Olhe as nossas medidas, está tudo no site para consulta, sempre que precisar.

Basta medir sua camiseta, ou a camiseta que serve nos filhos e comparar com as medidas indicadas.

Não tem erro!

Camisetas

Infantil

Tamanho 1 2 3
1 ano 45cm 37cm 29cm
2 anos 48.5cm 39,5cm 31cm
4 anos 55cm 43cm 33,5cm
6 anos 61,5cm 48cm 36cm
Adulto
Tamanho 1 2 3
P(esgotada) 86cm 65cm 52cm
M 89cm 68cm 55cm
G 92cm 75cm 57cm
GG 96cm 78cm 60cm

Bonés Infantis

Perímetro mínimo máximo
Boné Gominho 47cm 56cm
Boné Quepe 44cm 53cm

Sacolas Reutilizáveis e bolsas


Ecobags Altura Comprimento Largura
Bolsa Poá vertical 44cm 45cm 9 cm (fundo)
Bolsa Poá/Bolsa aplicada 35cm 43cm 14cm
tecido 50% PET 38cm 45cm 15cm
100% PET – vertical 40cm 31cm 14cm
100% PET – horizontal 40cm 45cm 14cm (fundo)
JUTA 37cm 40cm 18cm
Bolsa Escolar Infantil 24 cm 37 cm 8 cm (fundo)
Ecobag Iza tam P 35 cm 43 cm 14 cm
Ecobag Iza tam M 35 cm 43 cm 27 cm

Como fica a responsabilidade socioambiental na hora de comprar roupas?

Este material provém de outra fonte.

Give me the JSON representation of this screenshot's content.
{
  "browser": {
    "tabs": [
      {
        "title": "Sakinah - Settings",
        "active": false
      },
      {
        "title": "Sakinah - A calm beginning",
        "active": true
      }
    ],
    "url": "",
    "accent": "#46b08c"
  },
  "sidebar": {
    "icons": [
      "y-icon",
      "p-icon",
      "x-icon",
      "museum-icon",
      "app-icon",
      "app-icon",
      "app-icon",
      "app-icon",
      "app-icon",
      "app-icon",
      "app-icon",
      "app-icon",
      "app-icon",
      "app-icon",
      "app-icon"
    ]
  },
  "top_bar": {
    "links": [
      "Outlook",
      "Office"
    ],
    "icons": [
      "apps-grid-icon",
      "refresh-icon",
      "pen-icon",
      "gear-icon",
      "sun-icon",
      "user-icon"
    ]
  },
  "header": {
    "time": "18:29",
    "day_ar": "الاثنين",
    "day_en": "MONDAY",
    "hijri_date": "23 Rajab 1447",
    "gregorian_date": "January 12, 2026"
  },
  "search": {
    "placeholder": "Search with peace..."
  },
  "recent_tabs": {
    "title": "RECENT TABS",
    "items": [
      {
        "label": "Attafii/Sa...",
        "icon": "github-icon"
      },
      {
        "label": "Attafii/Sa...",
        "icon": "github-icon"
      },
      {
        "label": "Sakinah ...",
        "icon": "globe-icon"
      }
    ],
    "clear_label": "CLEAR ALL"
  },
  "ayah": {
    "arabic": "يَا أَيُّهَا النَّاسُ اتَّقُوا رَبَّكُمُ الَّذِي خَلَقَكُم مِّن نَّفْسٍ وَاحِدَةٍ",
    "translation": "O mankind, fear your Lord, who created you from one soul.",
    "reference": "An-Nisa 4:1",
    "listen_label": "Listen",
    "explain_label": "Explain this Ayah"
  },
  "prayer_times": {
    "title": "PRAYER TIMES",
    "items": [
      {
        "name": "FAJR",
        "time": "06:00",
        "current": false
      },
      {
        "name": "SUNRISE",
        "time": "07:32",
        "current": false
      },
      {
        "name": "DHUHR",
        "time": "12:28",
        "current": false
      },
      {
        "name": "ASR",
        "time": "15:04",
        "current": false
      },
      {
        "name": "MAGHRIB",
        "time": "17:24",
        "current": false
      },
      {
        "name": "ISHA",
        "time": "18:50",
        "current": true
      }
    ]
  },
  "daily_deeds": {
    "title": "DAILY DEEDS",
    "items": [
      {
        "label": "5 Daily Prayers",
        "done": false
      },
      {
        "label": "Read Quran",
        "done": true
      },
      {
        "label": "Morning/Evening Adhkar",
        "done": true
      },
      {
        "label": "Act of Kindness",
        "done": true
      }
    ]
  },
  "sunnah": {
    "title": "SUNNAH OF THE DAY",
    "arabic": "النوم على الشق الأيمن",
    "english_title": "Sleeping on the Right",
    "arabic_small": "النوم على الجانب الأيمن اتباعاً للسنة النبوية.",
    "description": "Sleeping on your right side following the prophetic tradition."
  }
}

Você já pensou sobre o impacto que suas roupas e calçados podem ter gerado na Natureza, seja através de processos químicos aplicados aos materiais, mão de obra irregular ou a emissão de poluentes devido ao transporte das matérias primas e, depois, do produto acabado até a loja?

A proposta é nos questionar: de onde vem a roupa e o calçado que utilizo? Será que segue preceitos ecológicos? Será que as pessoas envolvidas no processo de fabricação tem condições “humanas” de vida e trabalho?

Se você é daqueles que transformou penso, logo existo de René Descartes em “consumo, logo existo”, está na hora de sentar-se como aquela famosa estátua de Rodin “O pensador” , colocar a mão na consciência e mudar alguns hábitos.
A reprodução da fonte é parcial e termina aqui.